L’actualité médiatique vit au rythme d’un zapping étourdissant, dans lequel se succèdent les polémiques. Denis Sieffert l’écrit dans son dernier édito de l’hebdomadaire Politis : « Pour atteindre l’intensité sonore qui la placera au-dessus du tumulte ambiant, une information doit de nos jours être propulsée par ce carburant puissant et bon marché : la polémique ». Depuis la rentrée, la réponse à la crise du capitalisme, la faim dans le monde ou l’avenir de nos libertés n’ont jamais suscité autant d’intérêt médiatique que la nomination de Jean Sarkozy à l’EPAD, « l’affaire Frédéric Mitterrand » ou plus récemment la main malheureuse de Thierry Henri. Qu’importe le contenu, pourvu qu’on ait l’ivresse ! La posture et le scandale : voilà l’événement. L’initiative sur l’école organisée il y a une quinzaine de jours par un courant du PS à Dijon fut de ce point de vue frappante. Ce qui a été abondamment couvert, c’est la polémique suscitée par la présence de Ségolène Royal. Le duel Peillon/Royal, l’échange de noms d’oiseaux, a totalement pris le dessus sur ce qui s’est dit dans les tables rondes. A tel point que je n’ai trouvé nulle part dans les grands médias ce qui s’est raconté sur l’école, thème autrement plus intéressant que les batailles de courants et de leadership. La guerre de positionnement des personnalités a pris le dessus sur l’affrontement des idées. La visibilité médiatique d’une Rama Yade à droite ou d’un Manuel Valls à gauche est directement liée à leur capacité à faire polémique, à détonner dans leur propre camp. C’est une méthode aujourd’hui pour sortir du lot. Les deux candidats à la dernière présidentielle le savent bien, Nicolas Sarkozy et Ségolène Royal : c’est pour l’un et l’autre une part de leur recette. Si l’on veut exister médiatiquement, rien de mieux que de se positionner différemment des autres, d’avoir le sens de la formule ou de lancer une « petite phrase » assassine sur l’un de ses camarades.

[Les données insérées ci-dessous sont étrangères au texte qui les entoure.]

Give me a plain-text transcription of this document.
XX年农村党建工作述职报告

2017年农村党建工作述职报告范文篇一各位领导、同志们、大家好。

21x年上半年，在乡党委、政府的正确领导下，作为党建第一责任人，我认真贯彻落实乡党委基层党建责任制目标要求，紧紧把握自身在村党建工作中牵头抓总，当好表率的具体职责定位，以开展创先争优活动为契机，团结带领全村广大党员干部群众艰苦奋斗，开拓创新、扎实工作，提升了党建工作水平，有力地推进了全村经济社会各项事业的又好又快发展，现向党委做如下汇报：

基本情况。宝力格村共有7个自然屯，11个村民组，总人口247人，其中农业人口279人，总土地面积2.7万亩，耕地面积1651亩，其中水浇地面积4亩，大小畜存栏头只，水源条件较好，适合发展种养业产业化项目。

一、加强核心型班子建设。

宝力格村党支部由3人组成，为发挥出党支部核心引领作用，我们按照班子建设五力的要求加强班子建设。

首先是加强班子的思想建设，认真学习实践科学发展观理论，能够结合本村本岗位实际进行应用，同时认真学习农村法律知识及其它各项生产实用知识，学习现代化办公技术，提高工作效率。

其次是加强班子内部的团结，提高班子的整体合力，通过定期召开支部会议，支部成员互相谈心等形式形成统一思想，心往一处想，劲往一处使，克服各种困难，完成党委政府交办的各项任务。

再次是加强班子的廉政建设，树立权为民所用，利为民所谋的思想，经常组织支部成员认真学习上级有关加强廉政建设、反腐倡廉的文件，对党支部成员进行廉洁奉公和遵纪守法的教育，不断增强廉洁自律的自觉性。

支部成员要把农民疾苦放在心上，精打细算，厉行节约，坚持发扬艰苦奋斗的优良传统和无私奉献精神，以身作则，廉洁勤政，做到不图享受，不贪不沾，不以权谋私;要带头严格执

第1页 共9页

Or, s’il est vrai que la polémique peut être porteuse de débats réels et profonds en soulevant de vraies questions de fond, elle appauvrit souvent l’échange public par le caractère binaire de ses termes – on doit être pour ou contre. Elle va aussi de pair avec une temporalité éclair, qui nuit à la maturation et la qualité du débat, même si l’enjeu soulevé est important. Autrement dit, la polémique comme aliment principal de l’actualité fait le lit des raccourcis de la pensée. Elle déforme également souvent la vision du réel : par exemple, la burqa mobilise tous les médias alors que, d’après les RG et quoique le chiffre ait quelque chose d’absurde, il y aurait 367 femmes qui porteraient la burqa. Force est de constater la disproportion entre le bruit engendré et l’énergie mobilisée, d’une part, et la marginalité du fait, d’autre part… Que si peu de femmes puissent ainsi « menacer la République », comme on nous le dit partout, ne lasse pas de me laisser perplexe…
La succession de polémiques, montées en boucle jusqu’à notre écœurement, élude en partie les grands enjeux de notre époque. Une polémique en zappe toujours une autre. La vitesse avec laquelle on passe à autre chose ne permet souvent pas l’émergence des alternatives et des réelles lignes de fractures en termes de réponses. De quoi nous donner le tournis, alors même que les boussoles pour nous orienter politiquement sont branlantes. Comme à grande échelle les réponses font pour l’essentiel défaut ou en tout cas n’apparaissent pas de manière claire et identifiable, la polémique finit surtout par occuper le paysage médiatique en donnant l’illusion que des clivages existent, puisqu’il y a polémique, et que des réponses existent, puisque celles-ci prennent fin et vite. Pour conclure, disons que la polémique à haute dose comble une part du vide politique et favorise en bout de course l’idéologie dominante.